Keegan Smith

Personal information
- Full name: Keegan Smith
- Date of birth: 13 May 1999 (age 27)
- Place of birth: Auckland, New Zealand
- Position: Goalkeeper

Team information
- Current team: Birkenhead United
- Number: 13

Youth career
- 2013–2016: Ellerslie
- 2016–2017: Wellington Phoenix

Senior career*
- Years: Team / Apps / (Gls)
- 2016–2018: Phoenix Reserves / 5 / (0)
- 2017–2018: Wellington Phoenix / 6 / (0)
- 2018: Lower Hutt City / 12 / (0)
- 2018–2019: Tasman United / 11 / (0)
- 2019: Wellington Olympic / 16 / (0)
- 2020: Miramar Rangers / 15 / (0)
- 2020–2021: Team Wellington / 2 / (0)
- 2022–2023: Devonport City / 41 / (0)
- 2024: Sturt Lions / 0 / (0)
- 2025–: Birkenhead United / 31 / (0)

= Keegan Smith (New Zealand footballer) =

New Zealand footballer

Keegan Smith (born 13 May 1999) is a New Zealand footballer who plays as a goalkeeper for Northern League club Birkenhead United.

==Club career==

===A-League===
In 2016, Smith signed for the Wellington Phoenix, playing for the reserve side in the ISPS Handa Premiership. In 2017, Smith was promoted indefinitely to the first-team and named as the club's new No.1 goalkeeper, ahead of Oliver Sail and Lewis Italiano. He made his A-League league debut on 8 October 2017 in a 1–1 draw with Adelaide United. On 9 November 2017, Smith was rewarded for his performances with a three-year professional deal.

===New Zealand career===
In May 2018, Smith moved to Phoenix feeder club, Lower Hutt to get game time before returning for year two of his contract. During this time, Smith continued to train with the A-League side.

In October 2018, it was announced that Smith and the Phoenix had agreed to a mutual termination to allow him to play regularly, transferring to Tasman United in the ISPS Handa Premiership.

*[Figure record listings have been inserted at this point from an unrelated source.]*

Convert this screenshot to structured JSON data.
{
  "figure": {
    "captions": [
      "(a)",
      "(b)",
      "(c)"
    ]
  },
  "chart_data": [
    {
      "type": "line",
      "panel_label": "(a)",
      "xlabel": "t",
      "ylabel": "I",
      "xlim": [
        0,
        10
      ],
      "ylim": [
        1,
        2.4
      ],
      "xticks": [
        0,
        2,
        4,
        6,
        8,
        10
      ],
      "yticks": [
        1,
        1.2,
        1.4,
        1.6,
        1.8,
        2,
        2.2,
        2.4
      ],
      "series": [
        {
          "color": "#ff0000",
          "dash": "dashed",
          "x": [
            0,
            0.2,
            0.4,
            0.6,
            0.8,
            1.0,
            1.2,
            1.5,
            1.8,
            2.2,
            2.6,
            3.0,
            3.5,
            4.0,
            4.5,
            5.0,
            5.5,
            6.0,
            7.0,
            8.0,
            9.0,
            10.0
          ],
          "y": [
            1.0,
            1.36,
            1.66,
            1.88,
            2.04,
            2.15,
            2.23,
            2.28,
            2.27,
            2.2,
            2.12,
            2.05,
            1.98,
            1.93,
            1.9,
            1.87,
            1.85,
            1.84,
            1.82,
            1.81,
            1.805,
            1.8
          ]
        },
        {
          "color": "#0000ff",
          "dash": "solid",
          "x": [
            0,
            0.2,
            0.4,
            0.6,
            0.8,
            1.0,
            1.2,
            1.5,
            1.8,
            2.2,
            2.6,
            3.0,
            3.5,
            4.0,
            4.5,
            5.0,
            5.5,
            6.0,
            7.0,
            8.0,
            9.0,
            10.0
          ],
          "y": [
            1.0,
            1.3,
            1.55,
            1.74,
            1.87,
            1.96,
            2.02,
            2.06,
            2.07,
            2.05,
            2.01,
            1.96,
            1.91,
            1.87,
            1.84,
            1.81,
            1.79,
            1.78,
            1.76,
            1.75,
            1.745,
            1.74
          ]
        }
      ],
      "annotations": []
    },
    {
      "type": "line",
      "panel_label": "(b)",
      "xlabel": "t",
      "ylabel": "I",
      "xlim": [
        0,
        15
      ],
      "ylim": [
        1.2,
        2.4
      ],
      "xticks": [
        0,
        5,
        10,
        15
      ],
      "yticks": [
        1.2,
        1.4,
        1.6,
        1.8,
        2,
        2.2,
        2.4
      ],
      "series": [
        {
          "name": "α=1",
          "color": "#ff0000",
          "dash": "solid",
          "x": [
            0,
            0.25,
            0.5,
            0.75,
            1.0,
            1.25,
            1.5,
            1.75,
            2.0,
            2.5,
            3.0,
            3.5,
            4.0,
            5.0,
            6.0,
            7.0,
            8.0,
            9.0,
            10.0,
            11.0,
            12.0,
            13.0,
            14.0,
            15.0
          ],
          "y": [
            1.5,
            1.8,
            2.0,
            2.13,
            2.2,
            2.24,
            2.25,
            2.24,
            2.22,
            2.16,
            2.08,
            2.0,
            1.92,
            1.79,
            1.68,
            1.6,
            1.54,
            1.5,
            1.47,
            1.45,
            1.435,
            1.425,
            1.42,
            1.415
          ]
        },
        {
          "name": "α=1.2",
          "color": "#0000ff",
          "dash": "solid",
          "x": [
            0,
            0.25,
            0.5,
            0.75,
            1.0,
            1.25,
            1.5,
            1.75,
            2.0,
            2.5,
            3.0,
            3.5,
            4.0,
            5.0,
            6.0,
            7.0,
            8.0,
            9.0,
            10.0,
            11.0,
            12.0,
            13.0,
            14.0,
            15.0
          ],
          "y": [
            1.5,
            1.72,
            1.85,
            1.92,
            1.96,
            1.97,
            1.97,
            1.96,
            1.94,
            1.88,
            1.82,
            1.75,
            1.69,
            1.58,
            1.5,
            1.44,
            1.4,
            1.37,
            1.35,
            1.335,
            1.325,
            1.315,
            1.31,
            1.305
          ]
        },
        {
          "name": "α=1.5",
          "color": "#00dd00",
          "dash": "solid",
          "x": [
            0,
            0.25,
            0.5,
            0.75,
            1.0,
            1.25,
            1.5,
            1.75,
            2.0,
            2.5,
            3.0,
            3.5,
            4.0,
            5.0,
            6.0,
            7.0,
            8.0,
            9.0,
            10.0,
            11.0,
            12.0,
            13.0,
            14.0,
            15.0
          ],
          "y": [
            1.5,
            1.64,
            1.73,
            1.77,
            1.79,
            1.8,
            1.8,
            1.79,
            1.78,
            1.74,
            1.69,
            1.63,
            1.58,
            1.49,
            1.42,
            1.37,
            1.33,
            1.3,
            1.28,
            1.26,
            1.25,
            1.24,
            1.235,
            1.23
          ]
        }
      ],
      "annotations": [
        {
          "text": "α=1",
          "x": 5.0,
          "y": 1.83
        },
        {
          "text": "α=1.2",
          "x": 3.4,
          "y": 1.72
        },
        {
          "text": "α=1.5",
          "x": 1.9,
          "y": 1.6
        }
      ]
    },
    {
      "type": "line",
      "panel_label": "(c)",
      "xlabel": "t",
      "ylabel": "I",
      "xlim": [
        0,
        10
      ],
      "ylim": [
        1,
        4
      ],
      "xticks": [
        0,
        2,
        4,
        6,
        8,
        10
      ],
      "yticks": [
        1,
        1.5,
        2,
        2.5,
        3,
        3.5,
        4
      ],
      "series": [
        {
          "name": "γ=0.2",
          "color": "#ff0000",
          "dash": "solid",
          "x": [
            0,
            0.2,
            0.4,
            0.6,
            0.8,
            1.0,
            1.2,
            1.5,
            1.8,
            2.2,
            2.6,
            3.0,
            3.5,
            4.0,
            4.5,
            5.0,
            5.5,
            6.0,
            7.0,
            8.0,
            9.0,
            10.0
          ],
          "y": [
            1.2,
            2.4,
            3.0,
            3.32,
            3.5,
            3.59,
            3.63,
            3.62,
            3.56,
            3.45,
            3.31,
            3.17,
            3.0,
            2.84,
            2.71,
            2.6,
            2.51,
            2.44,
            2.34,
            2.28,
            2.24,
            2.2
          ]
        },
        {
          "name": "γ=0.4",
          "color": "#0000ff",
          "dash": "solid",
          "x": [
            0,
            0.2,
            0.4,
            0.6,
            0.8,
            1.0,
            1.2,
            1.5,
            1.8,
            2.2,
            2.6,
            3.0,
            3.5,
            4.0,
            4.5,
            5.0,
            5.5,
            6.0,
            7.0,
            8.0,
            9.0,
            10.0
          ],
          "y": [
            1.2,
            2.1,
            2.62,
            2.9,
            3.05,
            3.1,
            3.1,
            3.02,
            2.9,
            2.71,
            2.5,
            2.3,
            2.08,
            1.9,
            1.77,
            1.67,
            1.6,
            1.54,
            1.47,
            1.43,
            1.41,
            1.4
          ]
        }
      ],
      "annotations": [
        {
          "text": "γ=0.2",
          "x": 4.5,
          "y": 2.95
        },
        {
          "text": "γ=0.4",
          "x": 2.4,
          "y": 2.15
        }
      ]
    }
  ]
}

Between 2019 and 2021, Smith would play for several Wellington sides in the ISPS Handa Premiership and Central League. These clubs included Wellington Olympic, Team Wellington and Miramar Rangers.

===Australian career===

In 2022, Smith moved to Australia to sign for National Premier Leagues Tasmania powerhouses and Australia Cup regulars, Devonport City. Smith was an integral part of the club as he helped them claim the league and state title in both 2022 and 2023, and feature in the Australia Cup against his former club, Wellington Phoenix, and the Gold Coast Knights. He would win several honours, including NPL Tasmania Goalkeeper of the Year.